Wikipedia Encyclopedia

Carol Alvarado

Carol Alvarado

Carol Alvarado (born October 26, 1967) is the state senator for Texas's 6th state senate district. The district includes southeast Houston, and portions of Pasadena. She is a member of the Democratic Party.[1] On December 11, 2018, Alvarado won a special election to fill the Senate seat for the 6th district left vacant by the resignation of Sylvia Garcia, who was elected to the U.S. House of Representatives.[2]

Carol Alvarado
Minority Leader of the Texas Senate
Assumed office
January 8, 2020
Preceded byJosé R. Rodríguez
Member of the Texas Senate
from the 6th district
Assumed office
December 21, 2018
Preceded bySylvia Garcia
Member of the Texas House of Representatives
from the 145th district
In office
January 13, 2009  December 21, 2018
Preceded byRick Noriega
Succeeded byChristina Morales
Member of Houston City Council
from District I
In office
January 1, 2002  January 1, 2008
Preceded byJohn Castillo
Succeeded byJames Rodriguez
Personal details
Born (1967-10-26) October 26, 1967
Houston, Texas, U.S.
Political partyDemocratic
EducationUniversity of Houston (BA, MBA)

Early life and education

Carol Alvarado is a native Houstonian and a longtime resident of Houston's East End. Her political activism began at the age of 12, when she assisted her godfather's campaign for the Houston City Council District I. Prior to formally entering public life, Alvarado worked in City Hall as a Senior Executive Assistant to Houston Mayor Lee P. Brown. Her past professional experience includes serving as a legislative assistant to Congressman Gene Green in Washington D.C., and as a consultant in economic and community development in East End neighborhoods.[1]
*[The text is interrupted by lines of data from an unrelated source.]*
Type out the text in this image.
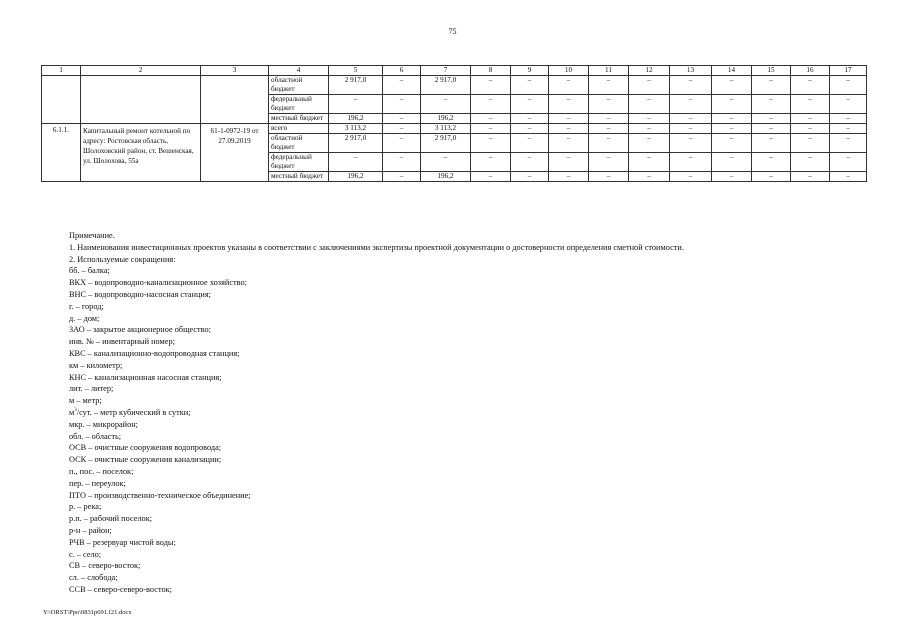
75
1	2	3	4	5	6	7	8	9	10	11	12	13	14	15	16	17
			областной бюджет	2 917,0	–	2 917,0	–	–	–	–	–	–	–	–	–	–
			федеральный бюджет	–	–	–	–	–	–	–	–	–	–	–	–	–
			местный бюджет	196,2	–	196,2	–	–	–	–	–	–	–	–	–	–
6.1.1.	Капитальный ремонт котельной по адресу: Ростовская область, Шолоховский район, ст. Вешенская, ул. Шолохова, 55а	61-1-0972-19 от 27.09.2019	всего	3 113,2	–	3 113,2	–	–	–	–	–	–	–	–	–	–
			областной бюджет	2 917,0	–	2 917,0	–	–	–	–	–	–	–	–	–	–
			федеральный бюджет	–	–	–	–	–	–	–	–	–	–	–	–	–
			местный бюджет	196,2	–	196,2	–	–	–	–	–	–	–	–	–	–
Примечание.
1. Наименования инвестиционных проектов указаны в соответствии с заключениями экспертизы проектной документации о достоверности определения сметной стоимости.
2. Используемые сокращения:
бб. – балка;
ВКХ – водопроводно-канализационное хозяйство;
ВНС – водопроводно-насосная станция;
г. – город;
д. – дом;
ЗАО – закрытое акционерное общество;
инв. № – инвентарный номер;
КВС – канализационно-водопроводная станция;
км – километр;
КНС – канализационная насосная станция;
лит. – литер;
м – метр;
$м^3$/сут. – метр кубический в сутки;
мкр. – микрорайон;
обл. – область;
ОСВ – очистные сооружения водопровода;
ОСК – очистные сооружения канализации;
п., пос. – поселок;
пер. – переулок;
ПТО – производственно-техническое объединение;
р. – река;
р.п. – рабочий поселок;
р-н – район;
РЧВ – резервуар чистой воды;
с. – село;
СВ – северо-восток;
сл. – слобода;
ССВ – северо-северо-восток;
Y:\ORST\Ppo\0831p691.f21.docx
Alvarado is a graduate of the University of Houston, and holds a Bachelor of Arts degree in Political Science. She received her MBA from the University of Houston in December 2008.[1]

Political career

City Council

Alvarado served on the Houston City Council, District I, from 2002-2007. During her time on the City Council, Alvarado worked to close down nuisance bars in neighborhoods, improve air quality, and secure cameras at problem rail crossings. She was instrumental in the creation of the Parking Commission, and led the effort to establish a deed restriction database. Alvarado also spearheaded the Houston city ordinance that bans smoking in public restaurants and bars.[1]

State House

In 2008, Alvarado was elected to Texas House of Representatives. She currently resides as the Co-Chair of the Transparency in State Agency Operations committee, the Vice-Chair of the Urban Affairs committee, and as a member of the House Calendars and Special Purpose Districts committees.
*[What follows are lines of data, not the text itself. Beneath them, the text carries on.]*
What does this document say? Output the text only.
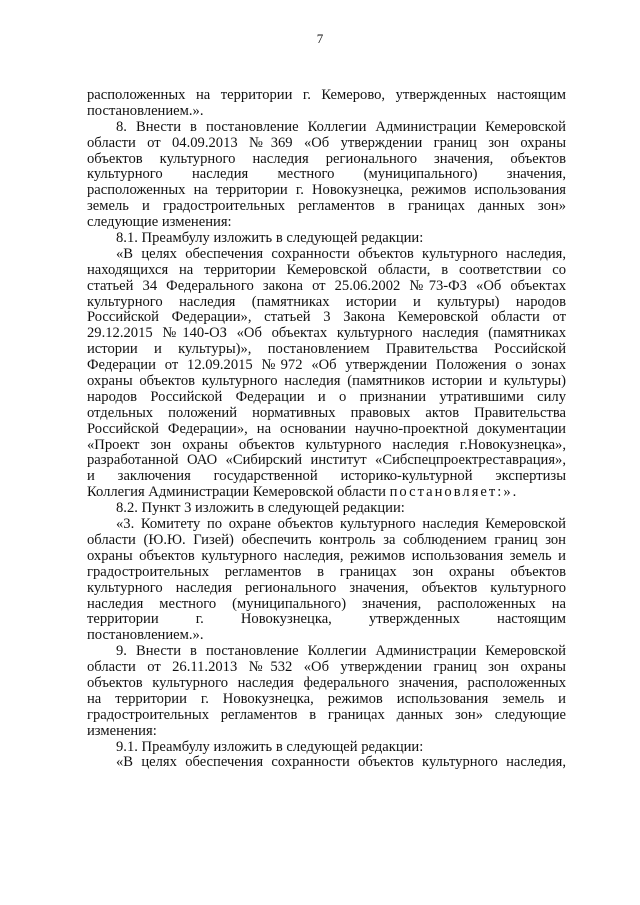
7
расположенных на территории г. Кемерово, утвержденных настоящим
постановлением.».
8. Внести в постановление Коллегии Администрации Кемеровской
области от 04.09.2013 №369 «Об утверждении границ зон охраны
объектов культурного наследия регионального значения, объектов
культурного наследия местного (муниципального) значения,
расположенных на территории г. Новокузнецка, режимов использования
земель и градостроительных регламентов в границах данных зон»
следующие изменения:
8.1. Преамбулу изложить в следующей редакции:
«В целях обеспечения сохранности объектов культурного наследия,
находящихся на территории Кемеровской области, в соответствии со
статьей 34 Федерального закона от 25.06.2002 №73-ФЗ «Об объектах
культурного наследия (памятниках истории и культуры) народов
Российской Федерации», статьей 3 Закона Кемеровской области от
29.12.2015 №140-ОЗ «Об объектах культурного наследия (памятниках
истории и культуры)», постановлением Правительства Российской
Федерации от 12.09.2015 №972 «Об утверждении Положения о зонах
охраны объектов культурного наследия (памятников истории и культуры)
народов Российской Федерации и о признании утратившими силу
отдельных положений нормативных правовых актов Правительства
Российской Федерации», на основании научно-проектной документации
«Проект зон охраны объектов культурного наследия г.Новокузнецка»,
разработанной ОАО «Сибирский институт «Сибспецпроектреставрация»,
и заключения государственной историко-культурной экспертизы
Коллегия Администрации Кемеровской области постановляет:».
8.2. Пункт 3 изложить в следующей редакции:
«3. Комитету по охране объектов культурного наследия Кемеровской
области (Ю.Ю. Гизей) обеспечить контроль за соблюдением границ зон
охраны объектов культурного наследия, режимов использования земель и
градостроительных регламентов в границах зон охраны объектов
культурного наследия регионального значения, объектов культурного
наследия местного (муниципального) значения, расположенных на
территории г. Новокузнецка, утвержденных настоящим
постановлением.».
9. Внести в постановление Коллегии Администрации Кемеровской
области от 26.11.2013 №532 «Об утверждении границ зон охраны
объектов культурного наследия федерального значения, расположенных
на территории г. Новокузнецка, режимов использования земель и
градостроительных регламентов в границах данных зон» следующие
изменения:
9.1. Преамбулу изложить в следующей редакции:
«В целях обеспечения сохранности объектов культурного наследия,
Alvarado's primary legislative focus has been on public health, public education, and economic development issues. During her three terms in the House, she has authored bills to qualify all Texas four-year-olds for pre-kindergarten, to increase career and technology education funding, to limit elementary class sizes, and to freeze tuition at public colleges and universities.[3] She has also authored legislation that would limit the use of sugary drinks in public schools, increase physical education and health education graduation requirements, and ban the use of trans fats by fast food chains.[3]
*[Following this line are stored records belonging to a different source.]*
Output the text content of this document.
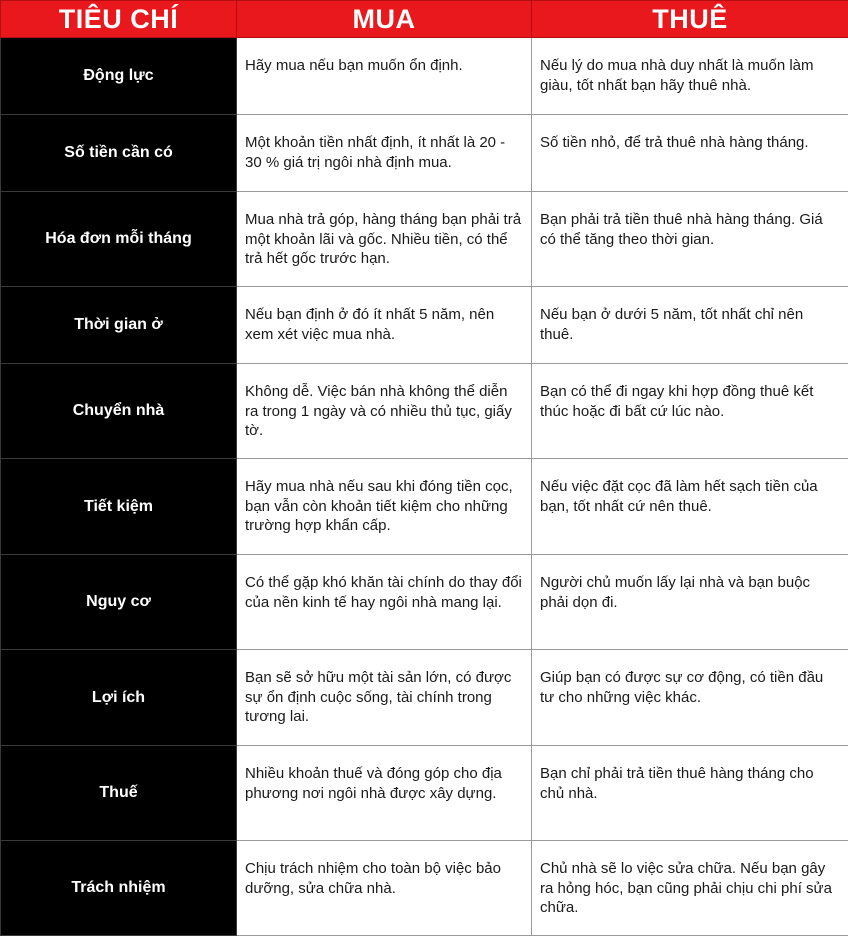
TIÊU CHÍ	MUA	THUÊ
Động lực	Hãy mua nếu bạn muốn ổn định.	Nếu lý do mua nhà duy nhất là muốn làm giàu, tốt nhất bạn hãy thuê nhà.
Số tiền cần có	Một khoản tiền nhất định, ít nhất là 20 - 30 % giá trị ngôi nhà định mua.	Số tiền nhỏ, để trả thuê nhà hàng tháng.
Hóa đơn mỗi tháng	Mua nhà trả góp, hàng tháng bạn phải trả một khoản lãi và gốc. Nhiều tiền, có thể trả hết gốc trước hạn.	Bạn phải trả tiền thuê nhà hàng tháng. Giá có thể tăng theo thời gian.
Thời gian ở	Nếu bạn định ở đó ít nhất 5 năm, nên xem xét việc mua nhà.	Nếu bạn ở dưới 5 năm, tốt nhất chỉ nên thuê.
Chuyển nhà	Không dễ. Việc bán nhà không thể diễn ra trong 1 ngày và có nhiều thủ tục, giấy tờ.	Bạn có thể đi ngay khi hợp đồng thuê kết thúc hoặc đi bất cứ lúc nào.
Tiết kiệm	Hãy mua nhà nếu sau khi đóng tiền cọc, bạn vẫn còn khoản tiết kiệm cho những trường hợp khẩn cấp.	Nếu việc đặt cọc đã làm hết sạch tiền của bạn, tốt nhất cứ nên thuê.
Nguy cơ	Có thể gặp khó khăn tài chính do thay đổi của nền kinh tế hay ngôi nhà mang lại.	Người chủ muốn lấy lại nhà và bạn buộc phải dọn đi.
Lợi ích	Bạn sẽ sở hữu một tài sản lớn, có được sự ổn định cuộc sống, tài chính trong tương lai.	Giúp bạn có được sự cơ động, có tiền đầu tư cho những việc khác.
Thuế	Nhiều khoản thuế và đóng góp cho địa phương nơi ngôi nhà được xây dựng.	Bạn chỉ phải trả tiền thuê hàng tháng cho chủ nhà.
Trách nhiệm	Chịu trách nhiệm cho toàn bộ việc bảo dưỡng, sửa chữa nhà.	Chủ nhà sẽ lo việc sửa chữa. Nếu bạn gây ra hỏng hóc, bạn cũng phải chịu chi phí sửa chữa.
An advocate of women's health issues, Alvarado received media attention in 2011 during the debate of House Bill 15, a mandatory sonogram bill. Speaking on the floor of the House chamber, Alvarado displayed a 10-inch trans vaginal wand and described the intrusiveness of the sonogram procedure.[4]

In 2021, Alvarado engaged in a 15-hour filibuster to prevent the Republican-controlled Texas Senate from passing legislation to restrict voting rights. Filibusters in Texas require continuous standing and speaking.[5][6]


  1. "Texas House Bio: Carol Alvarado". Archived from the original on 2012-10-23. Retrieved 2012-10-21.
  2. Patrick Svitek (December 13, 2018). "State Rep. Carol Alvarado wins special election to replace Sylvia Garcia in Texas Senate". The Texas Tribune.
  3. "Report: Bills Authored".
  4. "Democrats Attack Abortion Sonogram Bill". Texas Tribune.
  5. Ura, Alexa (2021-08-11). "Texas Senate outlasts 15-hour filibuster by Sen. Carol Alvarado to pass GOP voting-restrictions bill". The Texas Tribune. Retrieved 2021-08-13.
  6. Kilgore, Ed (2021-08-12). "Texas Republicans Outlast 15-Hour Filibuster to Advance Voting-Restriction Bill". Intelligencer. Retrieved 2021-08-13.